Figure 6. MIR506 induces autophagy-related cell death through the STAT3 signaling pathway. (A) MDA-PATC53, MDA-PATC124, and MDA-PATC148 cells were transfected with MIRctrl or MIR506 for 72 h. Whole-cell extracts were subjected to immunoblotting with anti-STAT3, anti-p-STAT3, anti-BECN1, -BCL2, and -LC3 antibodies. (B-C) MDA-PATC53, MDA-PATC124, and MDA-PATC148 cells were treated with the indicated concentrations of the STAT3 inhibitor Stattic for the indicated times. (D-E) Cell death was quantified by trypan blue exclusion assay. (F) MDA-PATC53, MDA-PATC124, and MDA-PATC148 cells were transfected with control siRNA (siR-ctrl) or 1 of 2 siRNAs against STAT3 (siR-STAT3–1 or siR-STAT3–2).
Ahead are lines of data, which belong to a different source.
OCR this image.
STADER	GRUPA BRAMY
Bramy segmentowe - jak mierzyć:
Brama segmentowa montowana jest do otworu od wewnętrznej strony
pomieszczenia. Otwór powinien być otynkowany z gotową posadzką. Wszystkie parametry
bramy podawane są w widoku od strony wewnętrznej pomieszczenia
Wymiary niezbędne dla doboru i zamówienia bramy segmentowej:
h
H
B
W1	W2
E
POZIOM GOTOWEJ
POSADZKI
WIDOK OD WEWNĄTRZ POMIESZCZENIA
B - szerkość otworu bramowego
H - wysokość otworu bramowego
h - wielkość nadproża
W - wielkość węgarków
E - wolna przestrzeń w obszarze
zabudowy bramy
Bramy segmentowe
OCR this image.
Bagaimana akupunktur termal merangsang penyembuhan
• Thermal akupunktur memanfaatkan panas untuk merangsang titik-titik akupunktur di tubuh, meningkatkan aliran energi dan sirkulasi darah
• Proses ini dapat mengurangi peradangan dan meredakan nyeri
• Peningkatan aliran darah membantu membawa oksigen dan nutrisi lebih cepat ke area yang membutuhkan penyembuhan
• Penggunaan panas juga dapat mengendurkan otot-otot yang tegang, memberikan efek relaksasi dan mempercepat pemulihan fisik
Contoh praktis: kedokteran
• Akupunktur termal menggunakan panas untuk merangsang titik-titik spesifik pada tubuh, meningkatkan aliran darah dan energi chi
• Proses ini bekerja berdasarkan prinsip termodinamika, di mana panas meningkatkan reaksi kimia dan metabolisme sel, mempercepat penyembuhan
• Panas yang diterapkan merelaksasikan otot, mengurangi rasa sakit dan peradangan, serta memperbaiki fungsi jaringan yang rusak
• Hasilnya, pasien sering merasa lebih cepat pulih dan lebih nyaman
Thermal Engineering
Whole-cell extracts were subjected to immunoblotting with anti-STAT3, anti-p-STAT3, anti-BECN1, -BCL2, and -LC3 antibodies. (G) Cell death was quantified by trypan blue exclusion assay. (H-I) MDA-PATC53 cells overexpressing wild-type or Y705-mutated STAT3 were transfected with MIRctrl or MIR506 and analyzed by immunoblotting and trypan blue exclusion assay as described above. (J-K) MDA-PATC53 cells were transfected with control shRNA (shR-ctrl) or 1 of 2 shRNAs against BECN1 (siR-BECN1–1 or siR-BECN1–2) and analyzed by immunoblotting and trypan blue exclusion assay as described above. (L-M) MDA-PATC53 cells overexpressing BCL2 were transfected with MIRctrl or MIR506 and analyzed by immunoblotting and trypan blue exclusion assay as described above. Data represent the mean ± SD of at least of 3 independent experiments. NS, not significant; *P < 0.05; **P < 0.01.
Figure 7. Schematic of the proposed mechanism of MIR506 induction of autophagy-related cell death in PDAC cells through the STAT3 signaling pathway.